Ahora bien, las estructuras cerebrales donde las neuronas reciben y envían señales se agrupan en núcleos, no en capas. Ejemplo de esas agrupaciones es el núcleo accumbens, estructura subcortical que
desempeña un papel importante en la creación de vínculos familiares. La sociabilidad en los mamíferos difiere
de la observada en animales que carecen de corteza, como
las abejas, las termitas y los peces. Es más sensible a las
contingencias del medio.
Cuando afirmamos que el cerebro de nuestros antepasados mamíferos estaba adaptado para la sociabilidad,
hemos de entender el significado de la adaptación en
biología evolutiva.

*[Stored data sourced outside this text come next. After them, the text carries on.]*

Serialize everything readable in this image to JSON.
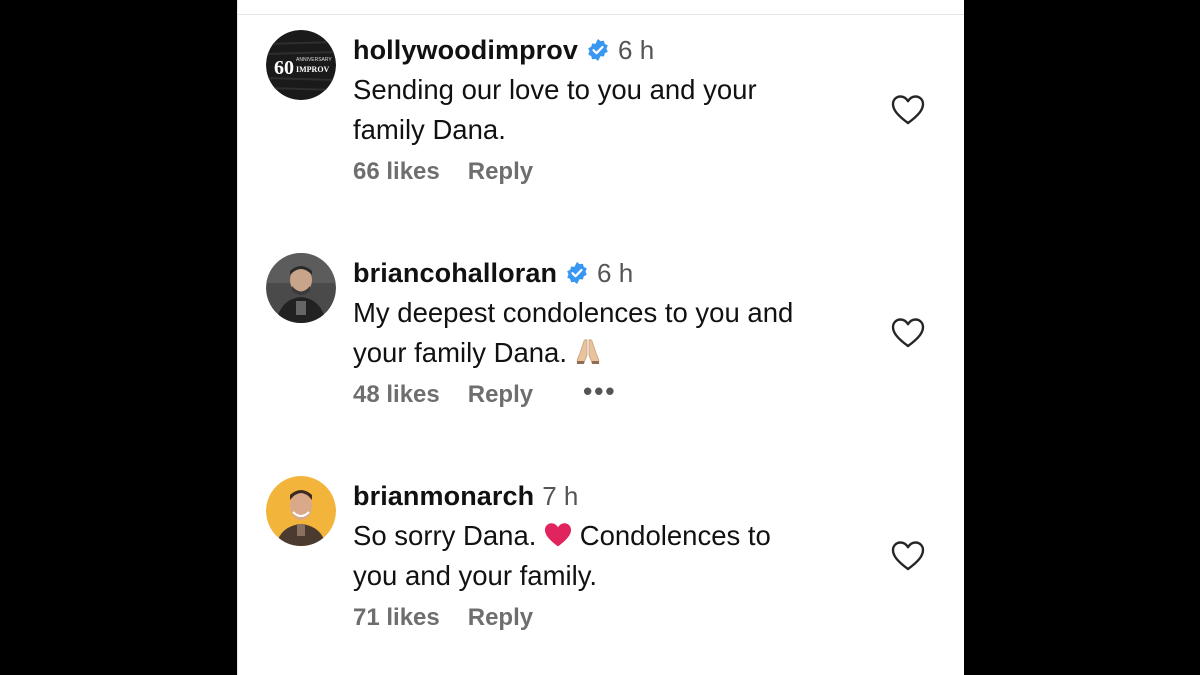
{
  "comments": [
    {
      "username": "hollywoodimprov",
      "verified": true,
      "time": "6 h",
      "text_line1": "Sending our love to you and your",
      "text_line2": "family Dana.",
      "likes": "66 likes",
      "reply": "Reply",
      "avatar_text_big": "60",
      "avatar_text_small": "IMPROV",
      "avatar_text_tiny": "ANNIVERSARY"
    },
    {
      "username": "briancohalloran",
      "verified": true,
      "time": "6 h",
      "text_line1": "My deepest condolences to you and",
      "text_line2": "your family Dana.",
      "emoji": "folded-hands-emoji",
      "likes": "48 likes",
      "reply": "Reply",
      "more": "•••"
    },
    {
      "username": "brianmonarch",
      "verified": false,
      "time": "7 h",
      "text_line1_a": "So sorry Dana.",
      "emoji": "red-heart-emoji",
      "text_line1_b": "Condolences to",
      "text_line2": "you and your family.",
      "likes": "71 likes",
      "reply": "Reply"
    }
  ],
  "colors": {
    "verified_badge": "#3897f0",
    "heart_emoji": "#e0245e",
    "avatar3_bg": "#f2b43a",
    "muted_text": "#6e6e6e"
  }
}
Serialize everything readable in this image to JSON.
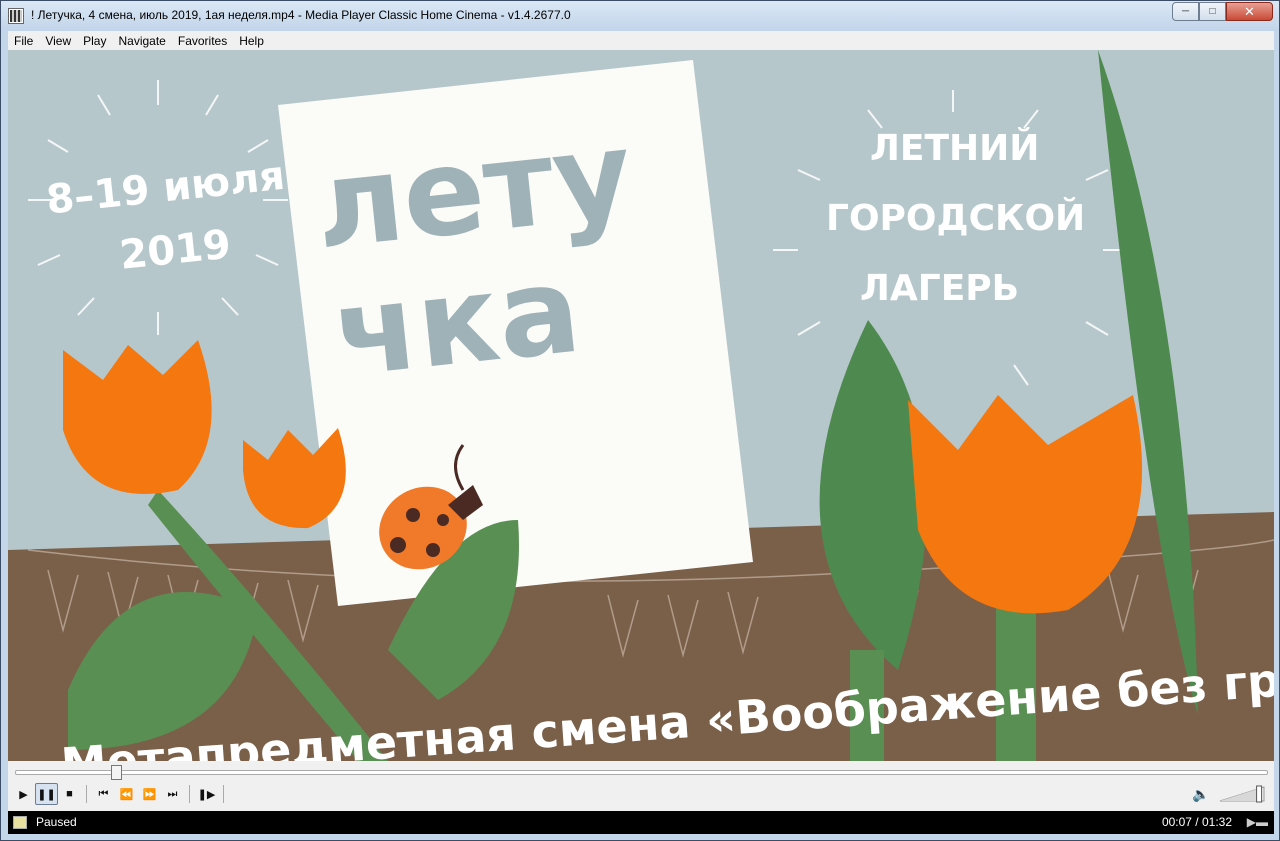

Adaptación es, en ese contexto, la
reconfiguración de una función existente para producir
algo nuevo que resulta ventajoso en la lucha por la supervivencia. Unos pocos genes se alteran o duplican y,
con ello, la vieja función cobra un aire nuevo y una
aplicación inédita. En los mamíferos, la sociabilidad fue
favorecida por la selección natural. El último antepasado
común de homininos y chimpancés vivió hace entre
cinco y ocho millones de años. El encéfalo de los homi-
ninos se expandió muchísimo, en particular la corteza
cerebral. El de Homo sapiens triplica el de los chimpancés.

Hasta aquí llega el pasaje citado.